La présomption absolue de préjudice du consommateur est une notion qui a connu récemment un important développement jurisprudentiel, particulièrement avec les arrêts Time et Marcotte de la Cour suprême du Canada. Cependant, si ces arrêts ont mis fin à plusieurs controverses doctrinales et jurisprudentielles de longue date, certaines d’entre elles n’ont pas été tranchées et demeurent donc d’actualité. Cette présomption irréfragable, créée par l’article 272 de la Loi sur la protection du consommateur, représente un avantage de taille pour le consommateur et contribue à renforcer sa protection. Ainsi, il est intéressant d’en traiter, l’équilibre entre les consommateurs et les commerçants, et les moyens mis en œuvre pour parvenir à cet idéal, constituant un thème central en droit de la consommation. Dans cet article, nous analyserons à la fois les points établis et les points litigieux ayant trait à cette présomption, en tentant de nous servir des premiers pour éclaircir les seconds. Nous examinerons donc les conditions d’application de la présomption aux obligations des titres I et II, ainsi que l’application de la présomption aux réparations prévues à l’article 272. En outre, nous déterminerons si la présomption de l’article 272 est en lien avec le dol et avec la présomption de l’article 253, et nous regarderons si les recours des articles 271 et 272 sont mutuellement exclusifs.

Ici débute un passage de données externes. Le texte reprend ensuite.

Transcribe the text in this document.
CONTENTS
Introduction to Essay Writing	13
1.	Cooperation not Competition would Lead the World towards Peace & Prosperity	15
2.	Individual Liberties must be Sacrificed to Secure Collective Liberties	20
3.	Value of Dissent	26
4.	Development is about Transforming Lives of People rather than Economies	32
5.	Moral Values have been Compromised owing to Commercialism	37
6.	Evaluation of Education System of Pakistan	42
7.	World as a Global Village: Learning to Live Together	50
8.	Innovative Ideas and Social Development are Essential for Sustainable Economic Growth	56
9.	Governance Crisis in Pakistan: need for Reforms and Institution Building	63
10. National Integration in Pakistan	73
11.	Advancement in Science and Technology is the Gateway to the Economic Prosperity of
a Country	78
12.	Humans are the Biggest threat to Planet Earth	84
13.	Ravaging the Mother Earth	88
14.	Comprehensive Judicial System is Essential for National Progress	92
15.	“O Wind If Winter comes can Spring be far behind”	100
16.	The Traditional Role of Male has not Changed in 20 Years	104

Mots-clés: Droit de la consommation, Protection du consommateur.

ABSTRACT

The absolute presumption of prejudice to the consumer is a concept that has recently experienced an important jurisprudential development, particularly with both the Time and Marcotte judgements of the Supreme Court of Canada. These cases have put an end to several long-standing doctrinal and jurisprudential controversies; however, some of them have not been resolved and therefore remain newsworthy. This irrefutable presumption created by section 272 of the Consumer Protection Act, represents an advantage for the consumer and helps strengthen its protection. Thus it is interesting to deal with the balance between consumers and merchants, and the means implemented to achieve this ideal, constituting a central theme in consumer law. In this paper we analyze both the established and contentious points relating to this presumption while attempting to use the first to clarify the latter. We will therefore examine the conditions of the application of the presumption to the obligations of titles I and II, as well as the application of the presumption to the remedies in article 272. In addition, we will determine if the presumption of article 272 is in connection with fraud and with the presumption of article 253, and look if the recourses of sections 271 and 272 are mutually exclusive.